Félix Antoine Tshisekedi Tshilombo[1] (French: [feliks ɑ̃twan tʃizək(ə)di tʃilɔ̃bo]; born 13 June 1963)[2] is a Congolese politician who has been the President of the Democratic Republic of the Congo since 25 January 2019.[3] He is the leader of the Union for Democracy and Social Progress (UDPS), the oldest and largest party of the Democratic Republic of Congo.[4] He is also the son of late Étienne Tshisekedi, a three-time Prime Minister of Zaire and opposition leader. Tshisekedi was the UDPS party's candidate for president in the December 2018 general election, which he won, despite accusations of irregularities from European and Catholic Church election monitoring organizations. His victory was upheld by the Constitutional Court of the DRC after another opposition politician, Martin Fayulu, challenged the result.

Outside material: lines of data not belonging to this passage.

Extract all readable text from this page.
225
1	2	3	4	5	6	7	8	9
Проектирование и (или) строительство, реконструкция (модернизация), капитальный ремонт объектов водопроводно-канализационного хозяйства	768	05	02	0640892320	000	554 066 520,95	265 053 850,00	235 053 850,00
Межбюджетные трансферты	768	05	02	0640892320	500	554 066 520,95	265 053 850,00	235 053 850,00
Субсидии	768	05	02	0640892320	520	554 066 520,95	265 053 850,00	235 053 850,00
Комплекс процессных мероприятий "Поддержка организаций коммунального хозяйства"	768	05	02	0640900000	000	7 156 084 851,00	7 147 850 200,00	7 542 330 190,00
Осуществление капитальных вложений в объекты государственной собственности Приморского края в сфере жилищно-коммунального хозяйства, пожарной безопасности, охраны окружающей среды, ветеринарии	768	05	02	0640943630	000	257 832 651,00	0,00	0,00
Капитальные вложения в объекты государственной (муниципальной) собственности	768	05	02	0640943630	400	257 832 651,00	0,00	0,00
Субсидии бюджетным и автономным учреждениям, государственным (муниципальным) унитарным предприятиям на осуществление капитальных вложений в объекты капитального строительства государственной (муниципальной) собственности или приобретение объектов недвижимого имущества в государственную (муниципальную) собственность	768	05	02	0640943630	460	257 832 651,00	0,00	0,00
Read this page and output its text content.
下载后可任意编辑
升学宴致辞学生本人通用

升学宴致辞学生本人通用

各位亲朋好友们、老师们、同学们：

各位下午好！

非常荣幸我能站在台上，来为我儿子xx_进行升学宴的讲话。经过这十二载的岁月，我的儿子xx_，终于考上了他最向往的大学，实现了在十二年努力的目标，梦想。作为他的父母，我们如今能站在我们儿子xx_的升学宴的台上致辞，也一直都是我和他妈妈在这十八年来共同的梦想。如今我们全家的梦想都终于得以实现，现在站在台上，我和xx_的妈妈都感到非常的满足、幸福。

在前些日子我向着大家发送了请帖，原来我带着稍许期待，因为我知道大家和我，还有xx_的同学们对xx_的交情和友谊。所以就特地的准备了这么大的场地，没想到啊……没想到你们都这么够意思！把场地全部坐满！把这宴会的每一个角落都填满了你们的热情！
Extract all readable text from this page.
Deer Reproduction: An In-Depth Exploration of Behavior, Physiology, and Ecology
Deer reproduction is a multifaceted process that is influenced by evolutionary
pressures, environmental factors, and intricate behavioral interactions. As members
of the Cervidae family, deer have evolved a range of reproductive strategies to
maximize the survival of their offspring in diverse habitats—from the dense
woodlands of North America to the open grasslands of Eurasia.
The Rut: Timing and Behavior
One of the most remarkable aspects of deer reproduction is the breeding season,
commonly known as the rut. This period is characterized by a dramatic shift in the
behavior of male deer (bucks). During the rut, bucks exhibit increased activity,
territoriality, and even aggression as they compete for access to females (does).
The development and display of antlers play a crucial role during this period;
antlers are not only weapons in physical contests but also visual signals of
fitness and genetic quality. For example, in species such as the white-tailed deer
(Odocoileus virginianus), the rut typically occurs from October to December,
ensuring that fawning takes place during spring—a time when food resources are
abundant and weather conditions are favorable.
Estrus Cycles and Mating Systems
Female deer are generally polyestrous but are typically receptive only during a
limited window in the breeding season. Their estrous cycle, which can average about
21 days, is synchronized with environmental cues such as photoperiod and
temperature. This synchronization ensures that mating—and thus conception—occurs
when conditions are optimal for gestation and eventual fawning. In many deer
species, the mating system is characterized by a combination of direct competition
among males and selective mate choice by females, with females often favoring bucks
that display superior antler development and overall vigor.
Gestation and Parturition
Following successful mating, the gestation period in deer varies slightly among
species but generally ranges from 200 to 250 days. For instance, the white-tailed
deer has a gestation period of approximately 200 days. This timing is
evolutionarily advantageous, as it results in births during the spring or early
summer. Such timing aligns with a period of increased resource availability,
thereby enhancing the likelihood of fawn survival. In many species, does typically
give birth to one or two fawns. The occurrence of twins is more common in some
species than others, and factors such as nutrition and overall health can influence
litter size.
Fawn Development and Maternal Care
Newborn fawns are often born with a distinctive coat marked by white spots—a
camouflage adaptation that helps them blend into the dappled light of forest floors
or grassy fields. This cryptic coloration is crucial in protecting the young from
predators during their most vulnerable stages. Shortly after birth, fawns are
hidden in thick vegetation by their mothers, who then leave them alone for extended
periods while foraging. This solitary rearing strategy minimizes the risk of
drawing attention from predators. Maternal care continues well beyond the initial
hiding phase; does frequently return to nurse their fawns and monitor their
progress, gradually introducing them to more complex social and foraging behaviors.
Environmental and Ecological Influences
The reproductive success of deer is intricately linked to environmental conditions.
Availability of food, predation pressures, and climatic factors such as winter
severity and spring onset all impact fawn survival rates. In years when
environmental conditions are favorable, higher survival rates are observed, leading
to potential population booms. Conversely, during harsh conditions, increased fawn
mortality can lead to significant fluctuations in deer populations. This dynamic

He has named his coalition partner and political heavyweight, Vital Kamerhe, as his Chief of Cabinet.[5] In May 2019 he arrived at a deal with the parliament's Kabila-aligned majority, the Common Front for Congo coalition, to appoint Sylvestre Ilunga as the new Prime Minister.[6]

Early life and education

Tshisekedi was born in Léopoldville on 13 June 1963 to mother Marthe and father Étienne Tshisekedi, who served as Prime Minister of Zaire in the 1990s.[7] Félix Tshisekedi had a comfortable life as a youth in the capital. However, when his father created the UDPS in the early 1980's, publicly opposing Mobutu, Félix was forced to accompany his dissident father into house arrest in his native village in central Kasaï. This led to him putting his studies on hold. In 1985, Mobutu authorised him, his mother, and his brothers to leave Kasaï. He went on to live in Brussels, Belgium, where he worked at odd jobs and became an active UDPS militant.[2]

Political career

In late 2008, Tshisekedi was named as the UDPS National Secretary for external relations.[8] In November 2011, he obtained a seat in the National Assembly, representing the city of Mbuji Mayi in Kasai-Oriental province. He did not take his seat citing a fraudulent election[citation needed] and his mandate was invalidated for "absenteeism".[8]

In May 2013, he refused a position of rapporteur at the Independent National Electoral Commission (CENI), saying that he did not want to put his political career on hold[9] as CENI's article 17 excludes membership for those who are members of a political formation.[8]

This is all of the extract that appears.